Google +1 takes on Facebook

Google will begin allowing users to personally endorse search results and Web pages, its latest attempt to stave off rival Facebook while trying to jump onboard the social networking boom. The so-called "+1" button started to appear alongside Google search results for some users this week, letting people recommend specific search results to friends and contacts by clicking the button. Eventually, the feature may begin to influence the ranking of search results, although according to sources, that is still under consideration. Results are now ranked by their closely guarded algorithm.

In other Facebook news, it was a good week for F2F human contact after Christian clergy said a large number of people have given up Facebook for Lent. Facebook "is almost compulsive," said one pastor. "That's why it makes sense to give it up for Lent!"

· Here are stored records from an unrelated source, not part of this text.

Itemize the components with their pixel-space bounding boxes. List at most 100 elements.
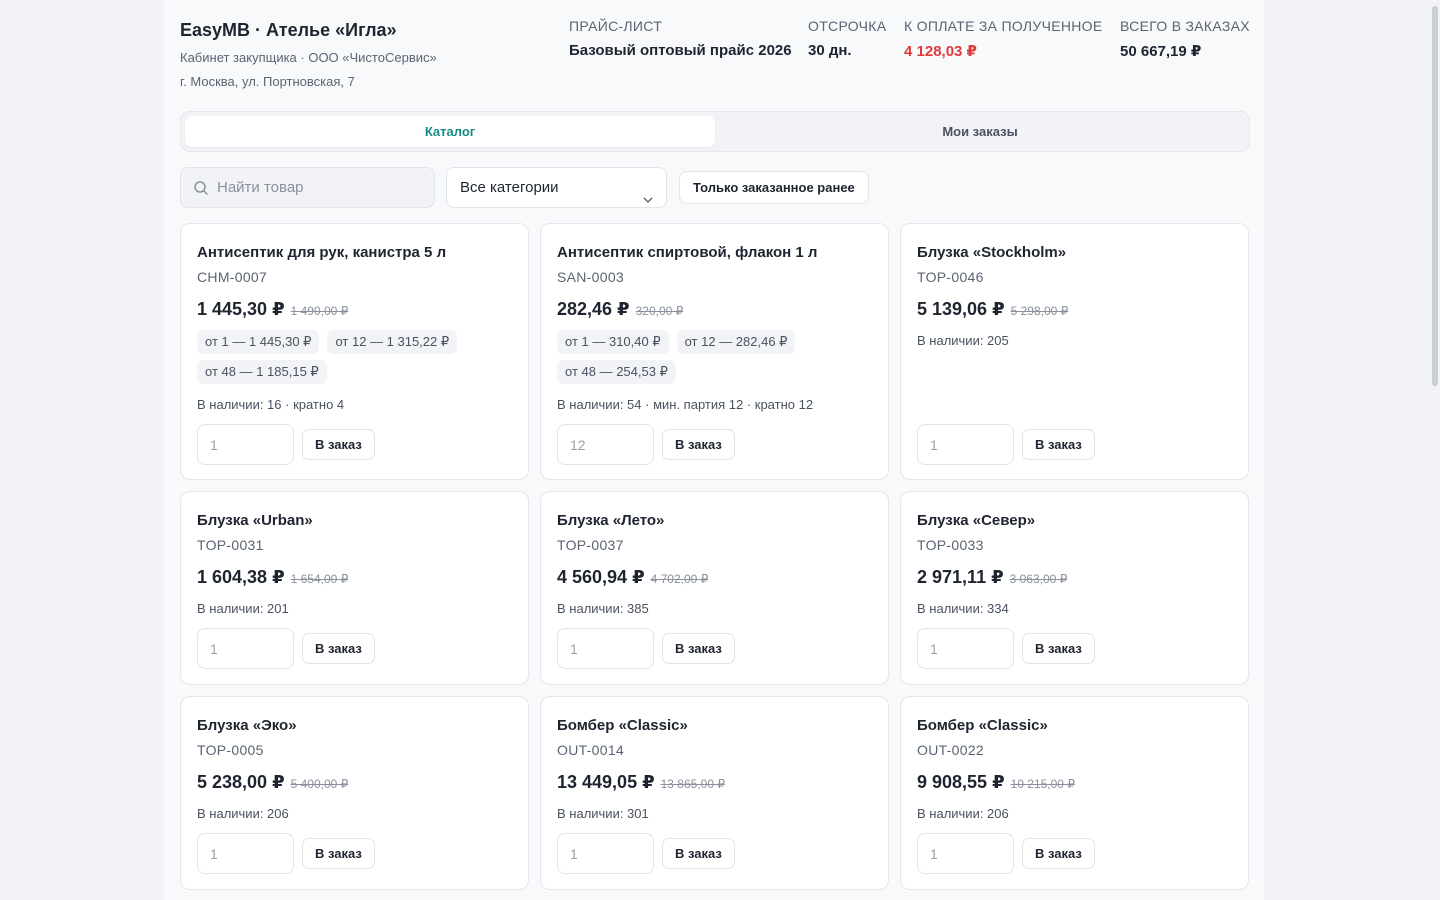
quantity-input[interactable] [197,833,294,874]
product-old-price: 3 063,00 ₽ [1009,572,1068,586]
product-name: Блузка «Эко» [197,717,297,734]
quantity-input[interactable] [557,424,654,465]
add-to-order-button[interactable]: В заказ [302,838,375,869]
product-card: Антисептик спиртовой, флакон 1 л SAN-000… [540,223,889,480]
page-title: EasyMB · Ателье «Игла» [180,20,397,40]
category-select-value: Все категории [460,179,559,196]
product-sku: CHM-0007 [197,269,268,285]
brand-block: EasyMB · Ателье «Игла» Кабинет закупщика… [180,20,437,89]
add-to-order-button[interactable]: В заказ [302,633,375,664]
stat-total-value: 50 667,19 ₽ [1120,43,1202,60]
product-old-price: 5 400,00 ₽ [290,777,349,791]
quantity-input[interactable] [917,628,1014,669]
page-scrollbar[interactable] [1430,0,1440,900]
stat-deferral-value: 30 дн. [808,42,852,59]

It was also a good week for this +1, Amanda Hocking, who may be publishing's most unlikely self-made millionaire. According to Tad Vezner in the St. Paul, Minn., Pioneer Press, a year ago, the purple-haired college dropout couldn’t find a traditional publisher for any of the eight young-adult paranormal romances she’d written in her bid to keep up with the rent on her small Minnesota home. But then last spring she decided to start self-publishing the whole lot as e-books, which sell at just 99 cents to $2.99 a title. By January, the 26-year-old was moving more than 400,000 “units” a month, and pocketing roughly 70 percent of the gross!